$a,b,c,d,p,q$ are integers such that
$$c=b-a\quad,\quad 0\leq d\quad,\quad 1\leq a\leq b\leq d+1\quad,\quad 1\leq p\quad,\quad 1\leq q$$
How to argue that the cumbersome condition
$$\left\lfloor \frac{p-1}{a}\right\rfloor \leq \left\lfloor \frac{q+c-1}{b}\right\rfloor\land\underset{{\hspace{2.16cm} \llap{\left\lfloor \tfrac{p+0}{a}\right\rfloor {\large \textbf{ = }}\left\lfloor \tfrac{q+c+0}{b}\right\rfloor\ \land\ \left\lfloor \tfrac{p+1}{a}\right\rfloor {\large \textbf{ = }}\left\lfloor \tfrac{q+c+1}{b}\right\rfloor} \ \ \land \ \ {\large\ldots}\ \ \land\ \,\rlap{\left\lfloor \tfrac{p+d-1}{a}\right\rfloor {\large \textbf{ = }}\left\lfloor \tfrac{q+c+d-1}{b}\right\rfloor}}}{\underset{}{\underbrace{\text{equality conditions}}}}\land\left\lfloor \frac{p+d}{a}\right\rfloor \geq \left\lfloor \frac{q+c+d}{b}\right\rfloor$$
is the same as the simpler condition
$$c \left\lfloor \frac{p-1}{a}\right\rfloor \leq q-p\leq c \left\lfloor \frac{d+p}{a}\right\rfloor -c\land (a=b \lor d\leq 2 a-(q \bmod b))$$
I wanted to do it by induction wrt. $d$, but I can't see how to do it even when $d=0$. Any ideas?

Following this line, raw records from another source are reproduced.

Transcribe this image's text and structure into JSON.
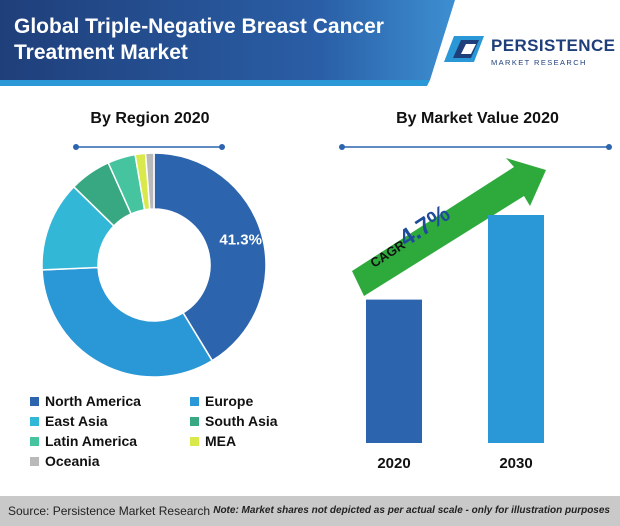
{
  "header": {
    "title": "Global Triple-Negative Breast Cancer Treatment Market",
    "logo_name": "PERSISTENCE",
    "logo_sub": "MARKET RESEARCH"
  },
  "colors": {
    "header_dark": "#1f3f7a",
    "header_light": "#3d8fd1",
    "accent_blue": "#2f6db5",
    "arrow_green": "#2eaa3c"
  },
  "chart_data": [
    {
      "type": "pie",
      "title": "By Region 2020",
      "labels": [
        "North America",
        "Europe",
        "East Asia",
        "South Asia",
        "Latin America",
        "MEA",
        "Oceania"
      ],
      "values": [
        41.3,
        33.0,
        13.0,
        6.0,
        4.0,
        1.5,
        1.2
      ],
      "colors": [
        "#2c64ad",
        "#2a97d6",
        "#33b7d7",
        "#38a882",
        "#45c49f",
        "#d9e84a",
        "#b9b9b9"
      ],
      "data_labels": [
        "41.3%"
      ],
      "donut": true,
      "legend": "bottom"
    },
    {
      "type": "bar",
      "title": "By Market Value 2020",
      "categories": [
        "2020",
        "2030"
      ],
      "values": [
        1.0,
        1.59
      ],
      "colors": [
        "#2c64ad",
        "#2a97d6"
      ],
      "annotation": {
        "prefix": "CAGR",
        "value": "4.7%"
      }
    }
  ],
  "footer": {
    "source": "Source: Persistence Market Research",
    "note": "Note: Market shares not depicted as per actual scale - only for illustration purposes"
  }
}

I think the $d=0$ case should be fine: In this case, the equality conditions are void, and we have $c=d=0$ as well as $a=b=1$. But then the left-hand side of the equivalence is $\lfloor p-1 \rfloor \le \lfloor q-1 \rfloor \land \lfloor p \rfloor \ge \lfloor q \rfloor$, where we may drop the floor brackets since $p$ and $q$ are integers. Hence the left-hand side just says that $p=q$. For the right-hand side one obtains $0 \le q-p \le 0 \land \big( a=b \lor 0 \le -(q \bmod 1) \big)$, whose left conjunct simplifies to $p=q$ while the right conjunct is trivial since we have $a=b=1$ and $q \bmod 1 = 0$ for any positive integer $q$.